Since i am using your generated german corpus csv (https://github.com/gras64/corpus-file-gen/blob/master/prompts/german_corpus.csv) file for mimic-recording-studio is it okay for you if i use/upload the csv on my own github account with way more files (including wav files of my original voice recordings) when i reference to your github page?
I use the german corpus from @gras64 (2k phrases from MyCroft skills, 20k phrases from mozilla common voice, 10k phrases from wikipedia) with mimic-recording-studio (mrs) as docker container which works like a charm. As @gras64 and @gez-mycroft mentioned you need time, a lot of time for reading when you want useable results.

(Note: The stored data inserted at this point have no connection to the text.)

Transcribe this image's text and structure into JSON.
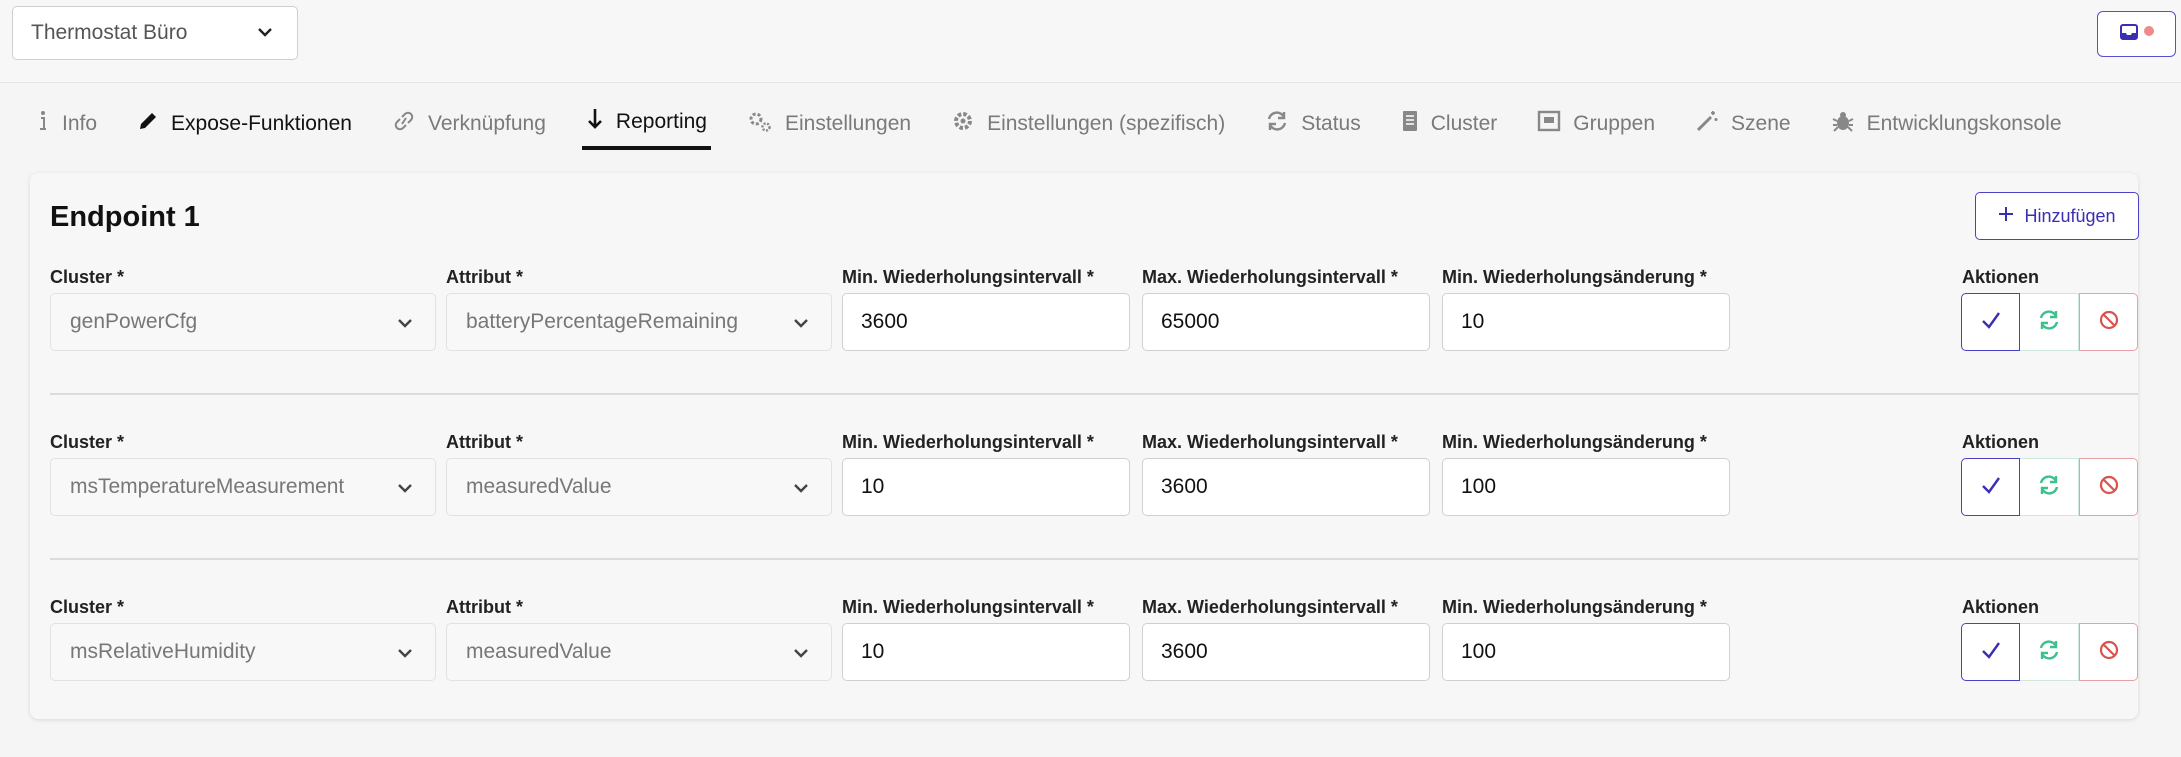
{
  "device_select": {
    "value": "Thermostat Büro",
    "icon": "chevron-down-icon"
  },
  "inbox_button": {
    "icon": "inbox-icon",
    "indicator_color": "#f08a8a"
  },
  "tabs": [
    {
      "label": "Info",
      "icon": "info-icon",
      "active": false
    },
    {
      "label": "Expose-Funktionen",
      "icon": "pencil-icon",
      "active": false
    },
    {
      "label": "Verknüpfung",
      "icon": "link-icon",
      "active": false
    },
    {
      "label": "Reporting",
      "icon": "download-arrow-icon",
      "active": true
    },
    {
      "label": "Einstellungen",
      "icon": "cogs-icon",
      "active": false
    },
    {
      "label": "Einstellungen (spezifisch)",
      "icon": "gear-icon",
      "active": false
    },
    {
      "label": "Status",
      "icon": "sync-icon",
      "active": false
    },
    {
      "label": "Cluster",
      "icon": "document-icon",
      "active": false
    },
    {
      "label": "Gruppen",
      "icon": "group-icon",
      "active": false
    },
    {
      "label": "Szene",
      "icon": "magic-wand-icon",
      "active": false
    },
    {
      "label": "Entwicklungskonsole",
      "icon": "bug-icon",
      "active": false
    }
  ],
  "endpoint": {
    "title": "Endpoint 1",
    "add_label": "Hinzufügen",
    "labels": {
      "cluster": "Cluster *",
      "attribute": "Attribut *",
      "min_interval": "Min. Wiederholungsintervall *",
      "max_interval": "Max. Wiederholungsintervall *",
      "min_change": "Min. Wiederholungsänderung *",
      "actions": "Aktionen"
    },
    "rows": [
      {
        "cluster": "genPowerCfg",
        "attribute": "batteryPercentageRemaining",
        "min_interval": "3600",
        "max_interval": "65000",
        "min_change": "10"
      },
      {
        "cluster": "msTemperatureMeasurement",
        "attribute": "measuredValue",
        "min_interval": "10",
        "max_interval": "3600",
        "min_change": "100"
      },
      {
        "cluster": "msRelativeHumidity",
        "attribute": "measuredValue",
        "min_interval": "10",
        "max_interval": "3600",
        "min_change": "100"
      }
    ]
  },
  "colors": {
    "accent": "#4d40c8",
    "success": "#3cc08c",
    "danger": "#d9534f"
  }
}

Out of curiosity I joined the weekly TTS meetings some weeks ago and Thomas - one of the leading Mozilla TTS contributors - reported on his progress. To me that sounded like there is actual work done on a german model, although there was no target date given…
I’m currently in contact with mozilla by email on contributing my voice samples from recording-studio. But they have questions about CC0 licensing from the used corpus.
Since it’s prepacked from MyCroft skills, common voice and wikipedia phrases it could be that it’s only partial usable for mozilla voice project.
I extracted the “mozilla common voice” phrases (cc0) from @gras64 corpus, an export of sqlite db and some sample wav files and published them to my github account.
I wanted to upload all of my recordings (currently zipped around 1,3gb) and thats to much for github.